International career^{‡}
- 2017–2018: Netherlands U15 / 6 / (0)
- 2018: Netherlands U16 / 4 / (0)
- 2019–2020: Netherlands U17 / 8 / (1)
- 2021: Netherlands U19 / 2 / (0)

= Solomon Bonnah =

Dutch footballer (born 2003)

Solomon Owusu Bonnah (born 19 August 2003) is a Dutch professional footballer who plays as a right-back for Vitesse.

==Career==
A youth product of Zeeburgia and Ajax, Bonnah joined the youth academy of RB Leipzig in 2019. He signed his first professional contract with the club on 14 October 2021. He made his UEFA Champions League debut with RB Leipzing in a 5–0 win over against Club Brugge on 24 November 2021, coming on as a sub in the 79th minute. Four days later, Bonnah made his Bundesliga debut, coming off the bench in the 84th minute for Lukas Klostermann in a 3–1 loss to Bayer Leverkusen.

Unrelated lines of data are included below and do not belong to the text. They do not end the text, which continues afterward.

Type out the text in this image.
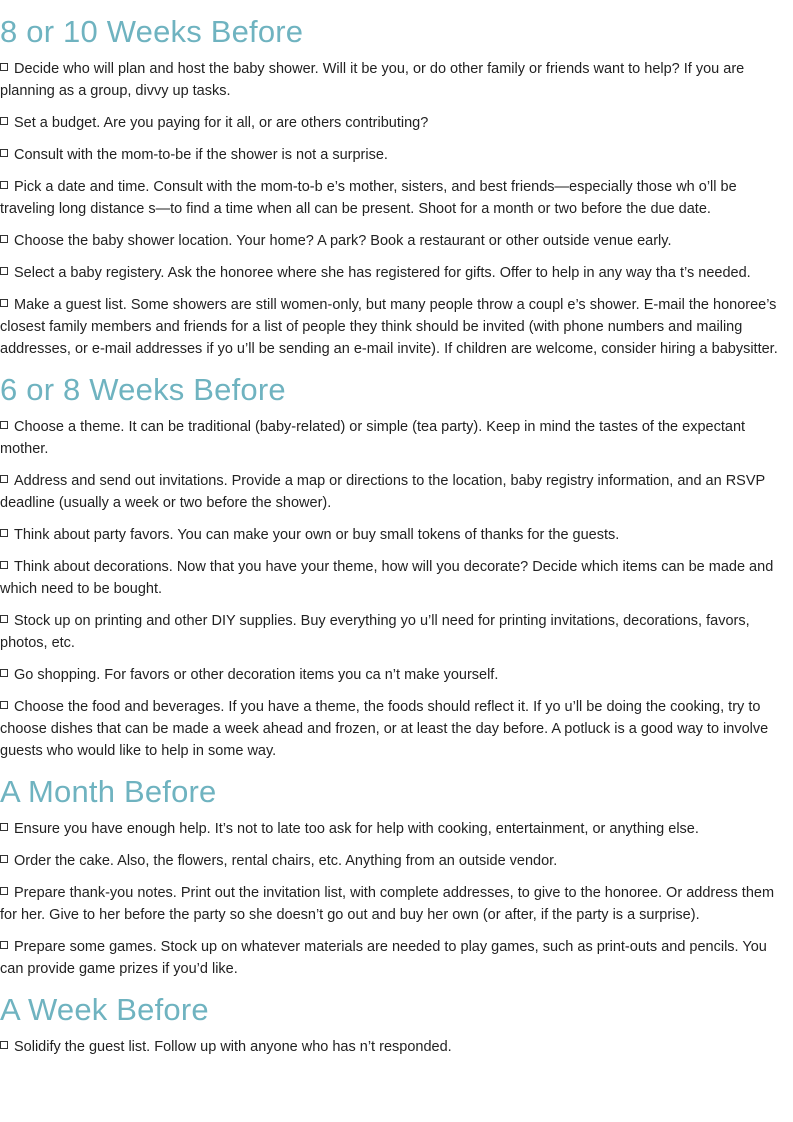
8 or 10 Weeks Before
Decide who will plan and host the baby shower. Will it be you, or do other family or friends want to help? If you are planning as a group, divvy up tasks.
Set a budget. Are you paying for it all, or are others contributing?
Consult with the mom-to-be if the shower is not a surprise.
Pick a date and time. Consult with the mom-to-b e’s mother, sisters, and best friends—especially those wh o’ll be traveling long distance s—to find a time when all can be present. Shoot for a month or two before the due date.
Choose the baby shower location. Your home? A park? Book a restaurant or other outside venue early.
Select a baby registery. Ask the honoree where she has registered for gifts. Offer to help in any way tha t’s needed.
Make a guest list. Some showers are still women-only, but many people throw a coupl e’s shower. E-mail the honoree’s closest family members and friends for a list of people they think should be invited (with phone numbers and mailing addresses, or e-mail addresses if yo u’ll be sending an e-mail invite). If children are welcome, consider hiring a babysitter.
6 or 8 Weeks Before
Choose a theme. It can be traditional (baby-related) or simple (tea party). Keep in mind the tastes of the expectant mother.
Address and send out invitations. Provide a map or directions to the location, baby registry information, and an RSVP deadline (usually a week or two before the shower).
Think about party favors. You can make your own or buy small tokens of thanks for the guests.
Think about decorations. Now that you have your theme, how will you decorate? Decide which items can be made and which need to be bought.
Stock up on printing and other DIY supplies. Buy everything yo u’ll need for printing invitations, decorations, favors, photos, etc.
Go shopping. For favors or other decoration items you ca n’t make yourself.
Choose the food and beverages. If you have a theme, the foods should reflect it. If yo u’ll be doing the cooking, try to choose dishes that can be made a week ahead and frozen, or at least the day before. A potluck is a good way to involve guests who would like to help in some way.
A Month Before
Ensure you have enough help. It’s not to late too ask for help with cooking, entertainment, or anything else.
Order the cake. Also, the flowers, rental chairs, etc. Anything from an outside vendor.
Prepare thank-you notes. Print out the invitation list, with complete addresses, to give to the honoree. Or address them for her. Give to her before the party so she doesn’t go out and buy her own (or after, if the party is a surprise).
Prepare some games. Stock up on whatever materials are needed to play games, such as print-outs and pencils. You can provide game prizes if you’d like.
A Week Before
Solidify the guest list. Follow up with anyone who has n’t responded.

On 31 August 2022, Bonnah signed a three-year contract with Austria Klagenfurt of the Austrian Football Bundesliga.

On 25 September 2025, Bonnah joined Vitesse, signing a two-year contract.

==International career==
Born in the Netherlands, Bonnah is of Ghanaian descent. He is a youth international for the Netherlands.